Boespflug Erin L, Schwartz Daniel L, Lahna David, Pollock Jeffrey, Iliff Jeffrey J, Kaye Jeffrey A, Rooney William, Silbert Lisa C
From the Department of Neurology (E.L.B., D.L.S., D.L., J.A.K., L.C.S.), Advanced Imaging Research Center (E.L.B., D.L.S., W.R.), Department of Radiology (J.P.), and Department of Anesthesiology and Perioperative Medicine (J.J.I.), Oregon Health & Science University, 3181 SW Sam Jackson Park Rd, Portland, OR 97239-3098.

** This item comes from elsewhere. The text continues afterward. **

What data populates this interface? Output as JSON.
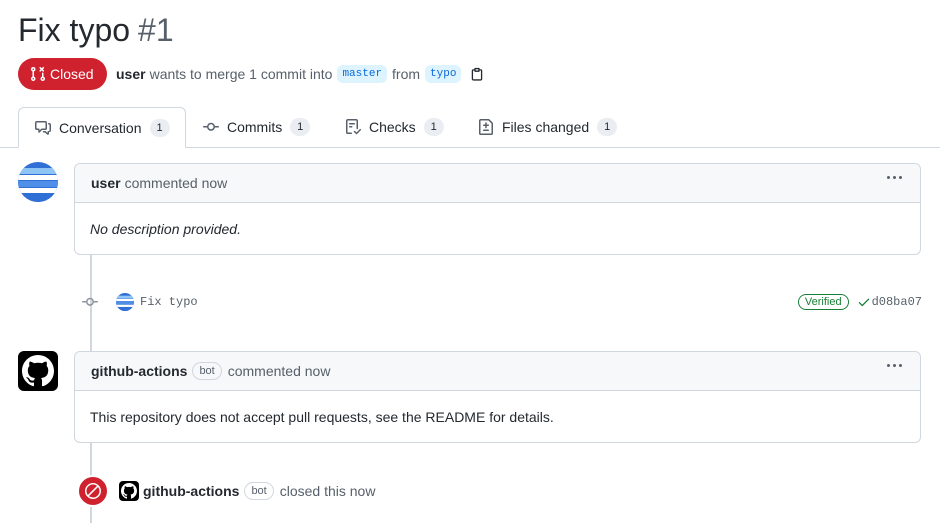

Radiology. 2018 Feb;286(2):632-642. doi: 10.1148/radiol.2017170205. Epub 2017 Aug 29.
Purpose To describe a fully automated segmentation method that yields object-based morphologic estimates of enlarged perivascular spaces (ePVSs) in clinical-field-strength (3.0-T) magnetic resonance (MR) imaging data. Materials and Methods In this HIPAA-compliant study, MR imaging data were obtained with a 3.0-T MR imager in research participants without dementia (mean age, 85.3 years; range, 70.4-101.2 years) who had given written informed consent. This method is built on (a) relative normalized white matter, ventricular and cortical signal intensities within T1-weighted, fluid-attenuated inversion recovery, T2-weighted, and proton density data and (b) morphologic (width, volume, linearity) characterization of each resultant cluster. Visual rating was performed by three raters, including one neuroradiologist, after established single-section guidelines. Correlations between visual counts and automated counts, as well session-to-session correlation of counts within each participant, were assessed with the Pearson correlation coefficient r. Results There was a significant correlation between counts by visual raters and automated detection of ePVSs in the same section (r = 0.65, P < .001; r = 0.69, P < .001; and r = 0.54, P < .01 for raters 1, 2, and 3, respectively). With regard to visual ratings and whole-brain count consistency, average visual rating scores were highly correlated with automated detection of total burden volume (r = 0.58, P < .01) and total ePVS number (r = 0.76, P < .01). Morphology of clusters across 28 data sets was consistent with published radiographic estimates of ePVS; mean width of clusters segmented was 3.12 mm (range, 1.7-13.5 mm). Conclusion This MR imaging-based method for multimodal autoidentification of perivascular spaces yields individual whole-brain morphologic characterization of ePVS in clinical MR imaging data and is an important tool in the detailed assessment of these features. RSNA, 2017 Online supplemental material is available for this article.
目的 描述一种全自动分割方法,该方法可在临床场强(3.0-T)磁共振(MR)成像数据中得出基于对象的扩大血管周围间隙(ePVS)形态学估计值。材料与方法 在这项符合健康保险流通与责任法案(HIPAA)的研究中,使用3.0-T MR成像仪获取了无痴呆症研究参与者(平均年龄85.3岁;范围70.4 - 101.2岁)的MR成像数据,这些参与者均已签署书面知情同意书。该方法基于(a)T1加权、液体衰减反转恢复、T2加权和质子密度数据中的相对归一化白质、脑室和皮质信号强度,以及(b)每个所得聚类的形态学(宽度、体积、线性度)特征。在既定的单节段指南之后,由包括一名神经放射科医生在内的三名评估者进行视觉评分。使用Pearson相关系数r评估视觉计数与自动计数之间的相关性,以及每个参与者计数的不同检查之间的相关性。结果 在同一节段中,视觉评估者的计数与ePVS的自动检测之间存在显著相关性(评估者1、2和3的r分别为0.65,P <.001;r = 0.69,P <.001;r = 0.54,P <.01)。关于视觉评分和全脑计数一致性,平均视觉评分与总负担体积的自动检测(r = 0.58,P <.01)和ePVS总数(r = 0.76,P <.01)高度相关。28个数据集的聚类形态与已发表的ePVS影像学估计一致;分割聚类的平均宽度为3.12毫米(范围1.7 - 13.5毫米)。结论 这种基于MR成像的血管周围间隙多模态自动识别方法可在临床MR成像数据中得出ePVS的个体全脑形态学特征,是详细评估这些特征的重要工具。RSNA,2017 本文提供在线补充材料。